Wczorajsza kuracja zalegania z kotem na kanapie bardzo dobrze na mnie zadziałała. Dzisiaj zabrałam się za cienistą/orzechową

Myślałam, że zgrabię orzechowe liście, zrobię dołki i wsadzę kalinę z grabami, a resztę prac zostawię na przyszły rok. O ja naiwna...

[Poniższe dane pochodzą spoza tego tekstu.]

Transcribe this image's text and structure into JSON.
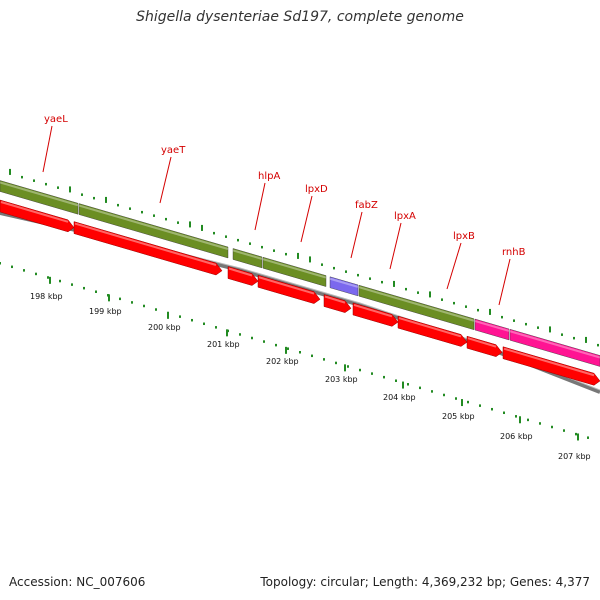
{
  "title": "Shigella dysenteriae Sd197, complete genome",
  "footer": {
    "accession": "Accession: NC_007606",
    "summary": "Topology: circular; Length: 4,369,232 bp; Genes: 4,377"
  },
  "gene_labels": [
    "yaeL",
    "yaeT",
    "hlpA",
    "lpxD",
    "fabZ",
    "lpxA",
    "lpxB",
    "rnhB"
  ],
  "scale_labels": [
    "198 kbp",
    "199 kbp",
    "200 kbp",
    "201 kbp",
    "202 kbp",
    "203 kbp",
    "204 kbp",
    "205 kbp",
    "206 kbp",
    "207 kbp"
  ],
  "colors": {
    "gene": "#6b8e23",
    "cds": "#ff0000",
    "purple_segment": "#7b68ee",
    "magenta_segment": "#ff1493",
    "backbone": "#777777",
    "ticks": "#228b22",
    "labels": "#d40000"
  }
}
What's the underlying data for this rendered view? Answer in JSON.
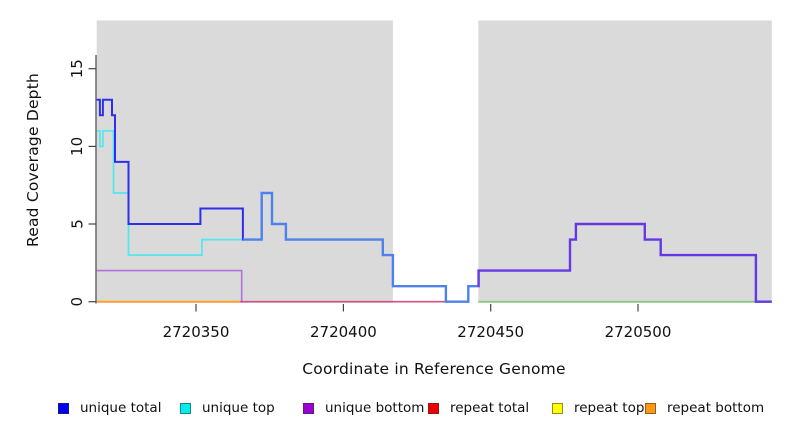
{
  "figure": {
    "background": "#ffffff",
    "band_color": "#DADADA"
  },
  "chart_data": {
    "type": "line",
    "subtype": "step-coverage-plot",
    "title": "",
    "xlabel": "Coordinate in Reference Genome",
    "ylabel": "Read Coverage Depth",
    "xlim": [
      2720316.3,
      2720545.4
    ],
    "ylim": [
      0,
      18.1
    ],
    "x_ticks": [
      2720350,
      2720400,
      2720450,
      2720500
    ],
    "y_ticks": [
      0,
      5,
      10,
      15
    ],
    "grid": false,
    "legend_position": "bottom",
    "shaded_regions": [
      {
        "from": 2720316.3,
        "to": 2720416.8,
        "color": "#DADADA"
      },
      {
        "from": 2720445.8,
        "to": 2720545.4,
        "color": "#DADADA"
      }
    ],
    "gap_region": {
      "from": 2720416.8,
      "to": 2720445.8
    },
    "lines": [
      {
        "name": "unique-bottom",
        "series": "unique bottom",
        "color": "#B070E0",
        "width": 1.6,
        "steps": [
          [
            2720316.3,
            2
          ],
          [
            2720365.5,
            0
          ]
        ],
        "end": 2720365.7
      },
      {
        "name": "repeat-bottom-zero",
        "series": "repeat bottom",
        "color": "#FFA020",
        "width": 1.8,
        "steps": [
          [
            2720316.3,
            0
          ]
        ],
        "end": 2720364.9
      },
      {
        "name": "repeat-total-zero",
        "series": "repeat total",
        "color": "#D64E87",
        "width": 1.6,
        "steps": [
          [
            2720364.9,
            0
          ]
        ],
        "end": 2720434.8
      },
      {
        "name": "top-strand-zero",
        "series": "unique top / repeat top",
        "color": "#7FCC7F",
        "width": 1.6,
        "steps": [
          [
            2720445.8,
            0
          ]
        ],
        "end": 2720545.4
      },
      {
        "name": "unique-top",
        "series": "unique top",
        "color": "#55E6EE",
        "width": 1.7,
        "steps": [
          [
            2720316.3,
            11
          ],
          [
            2720317.4,
            10
          ],
          [
            2720318.4,
            11
          ],
          [
            2720322.0,
            7
          ],
          [
            2720327.1,
            3
          ],
          [
            2720352.0,
            4
          ]
        ],
        "end": 2720365.9
      },
      {
        "name": "unique-total-left",
        "series": "unique total",
        "color": "#2E2EF0",
        "width": 2.0,
        "steps": [
          [
            2720316.3,
            13
          ],
          [
            2720317.4,
            12
          ],
          [
            2720318.4,
            13
          ],
          [
            2720321.5,
            12
          ],
          [
            2720322.5,
            9
          ],
          [
            2720327.1,
            5
          ],
          [
            2720351.5,
            6
          ],
          [
            2720365.9,
            4
          ]
        ],
        "end": 2720366.0
      },
      {
        "name": "unique-total-mid",
        "series": "unique total + unique top",
        "color": "#4D82EC",
        "width": 2.4,
        "steps": [
          [
            2720365.9,
            4
          ],
          [
            2720372.3,
            7
          ],
          [
            2720375.8,
            5
          ],
          [
            2720380.5,
            4
          ],
          [
            2720413.4,
            3
          ],
          [
            2720416.8,
            1
          ],
          [
            2720434.8,
            0
          ],
          [
            2720442.4,
            1
          ]
        ],
        "end": 2720445.8
      },
      {
        "name": "unique-total-right",
        "series": "unique total + unique bottom",
        "color": "#6438E4",
        "width": 2.4,
        "steps": [
          [
            2720445.8,
            1
          ],
          [
            2720445.9,
            2
          ],
          [
            2720476.9,
            4
          ],
          [
            2720478.9,
            5
          ],
          [
            2720502.3,
            4
          ],
          [
            2720507.7,
            3
          ],
          [
            2720540.0,
            0
          ]
        ],
        "end": 2720545.4
      }
    ]
  },
  "legend": {
    "items": [
      {
        "label": "unique total",
        "color": "#0000EE"
      },
      {
        "label": "unique top",
        "color": "#00EEEE"
      },
      {
        "label": "unique bottom",
        "color": "#9A00D3"
      },
      {
        "label": "repeat total",
        "color": "#EE0000"
      },
      {
        "label": "repeat top",
        "color": "#FFFF00"
      },
      {
        "label": "repeat bottom",
        "color": "#FF9912"
      }
    ]
  }
}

Miejsce po przyczepie okazało się prawdziwą puszką Pandory. Na działce obok rośnie sobie od kilku lat pokaźne poletko pokrzywy, z którego do tej pory byłam bardzo zadowolona. W końcu to niezła wygoda, kiedy ma się materiał na gnojówkę na wyciągnięcie ręki

Nie pomyślałam, że pod przyczepą, gdzie utrzymywała się wilgoć, pokrzywy będą miały idealne miejsce na rozrost korzeni... Nie korzonków jak perz czy krwawnik, ale koszmarnej pajęczyny, grubej, gęstej i wyjątkowo trudnej do usunięcia. Ostatecznie musiałam przekopać i przebrać sporą część rabaty. Tegoroczna różanka, na którą tak narzekałam, to był pikuś
Wyciągnęłam taczkę gruzu (nie wiem skąd się tam wziął) i drugą korzeni. Sadzenie zostawiłam już sobie na jutro, bo się ciemno zrobiło.